The thing is, the more I watch the more I fail see how it is about more than exclusion, fear and greed. It is a view in which even legal immigrants are not true members of the nation and are suspected of being here only for personal gain (as if past immigrants came here because they loved America instead of coming to love American because of what they accomplished when they came). It is a view in which parents worry that it is possible to turn children gay by exposing them to the idea of homosexuality and otherwise “normal” homosexual people and the fear of Muslims guides policy and rhetoric – causing some to claim that no true American could practice Islam. It is view in which business owners and corporations should be able to pursue their self-interest unfettered by social responsibilities or even the requirement that they do their utmost to insure their worker’s safety (yes, there are calls to get rid of OSHA).

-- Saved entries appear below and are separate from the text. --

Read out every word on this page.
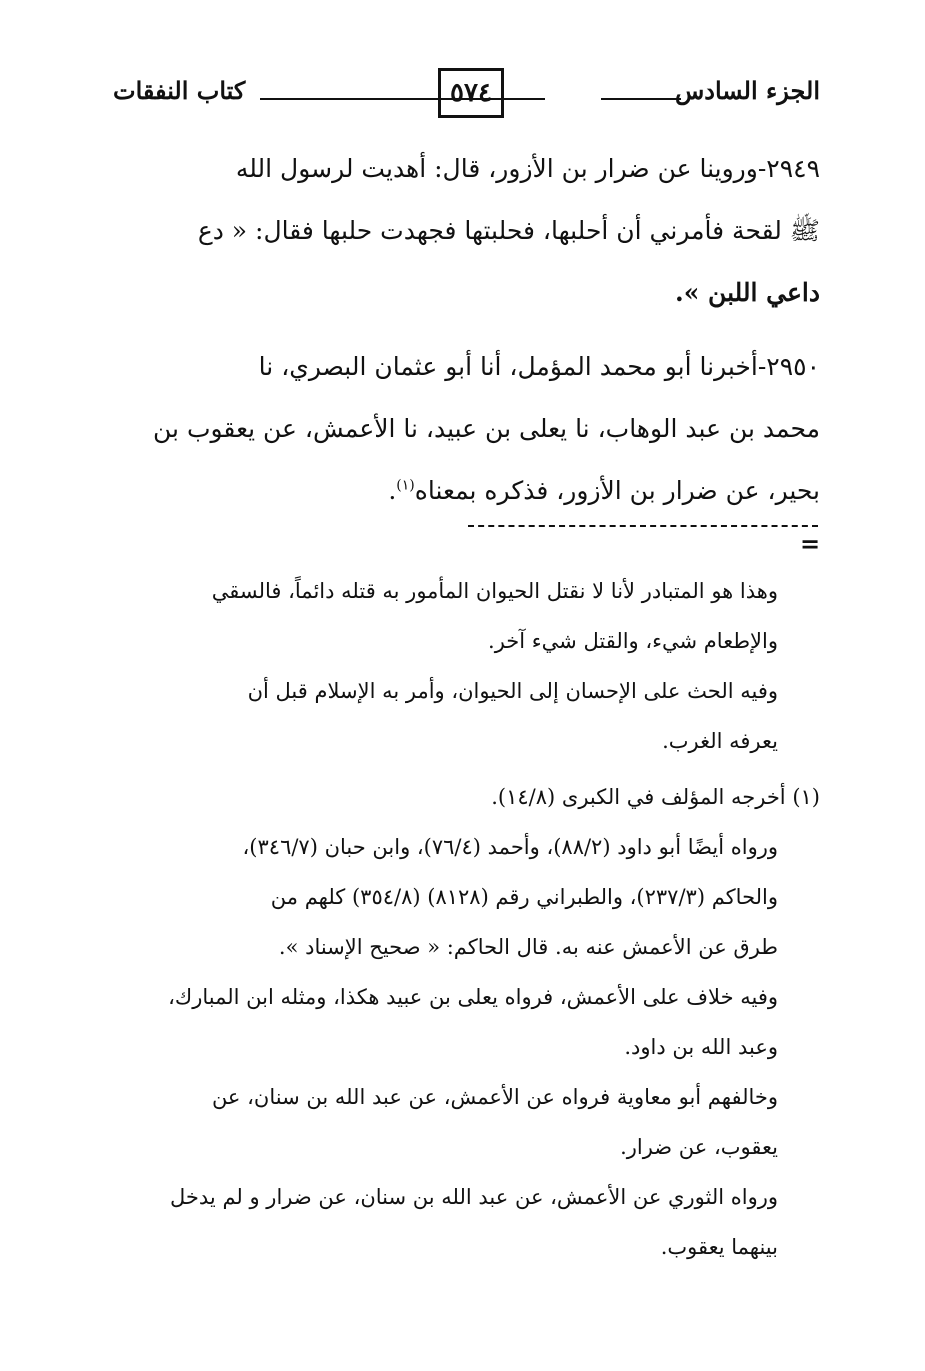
الجزء السادس
٥٧٤
كتاب النفقات

٢٩٤٩-وروينا عن ضرار بن الأزور، قال: أهديت لرسول الله
ﷺ لقحة فأمرني أن أحلبها، فحلبتها فجهدت حلبها فقال: « دع
داعي اللبن ».

٢٩٥٠-أخبرنا أبو محمد المؤمل، أنا أبو عثمان البصري، نا
محمد بن عبد الوهاب، نا يعلى بن عبيد، نا الأعمش، عن يعقوب بن
بحير، عن ضرار بن الأزور، فذكره بمعناه$^{(١)}$.

=

وهذا هو المتبادر لأنا لا نقتل الحيوان المأمور به قتله دائماً، فالسقي

والإطعام شيء، والقتل شيء آخر.

وفيه الحث على الإحسان إلى الحيوان، وأمر به الإسلام قبل أن

يعرفه الغرب.

(١) أخرجه المؤلف في الكبرى (١٤/٨).

ورواه أيضًا أبو داود (٨٨/٢)، وأحمد (٧٦/٤)، وابن حبان (٣٤٦/٧)،

والحاكم (٢٣٧/٣)، والطبراني رقم (٨١٢٨) (٣٥٤/٨) كلهم من

طرق عن الأعمش عنه به. قال الحاكم: « صحيح الإسناد ».

وفيه خلاف على الأعمش، فرواه يعلى بن عبيد هكذا، ومثله ابن المبارك،

وعبد الله بن داود.

وخالفهم أبو معاوية فرواه عن الأعمش، عن عبد الله بن سنان، عن

يعقوب، عن ضرار.

ورواه الثوري عن الأعمش، عن عبد الله بن سنان، عن ضرار و لم يدخل

بينهما يعقوب.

The more that I learn about the movement that drove election 2010 the more I feel that the meaning of America that has emerged cannot coexist with America as I would have it be. I would like an open unstratified system of medical care. I would like all hard-working Americans to receive a living wage. I would like Muslims to be at least as welcome at Ground Zero as pawn shops and Mexican Americans to be able to speak their home language without fear of being targeted as “illegals.” I would like an economic system that requires corporations doing business in this country to uphold our environmental regulations and worker protections wherever their manufacturing is. Most of all, I would like an America where my localvore, anti-consumerist, commercial-free, globe-trotting children can go to school and learn the song “jesus loves me” from a classmate, go to a playdate at the home of another classmate with two moms and break the fast during Ramadan with yet another friend. In our family we talk about different people having different beliefs and practices. Although we experiences those differences in the extreme when we were in China, we continue to bump up against different moral paradigms and lifeways in instances as seemingly benign as the school book fair and “television households” and experiences as difficult as negotiating Santa Claus and the meaning of death. We talk with our children about the need to respect differences while staying true to our own values. We also talk with out children about the whys and the wherefores of how we live as a family, encourage them to be a part of the discussion and allow them to make some of their own reasoned moral choices. I hope that when they are adults they make intentional choices for themselves and I certainly hope they will have enough faith in their choices to be able to live peacefully with people who see and do things differently.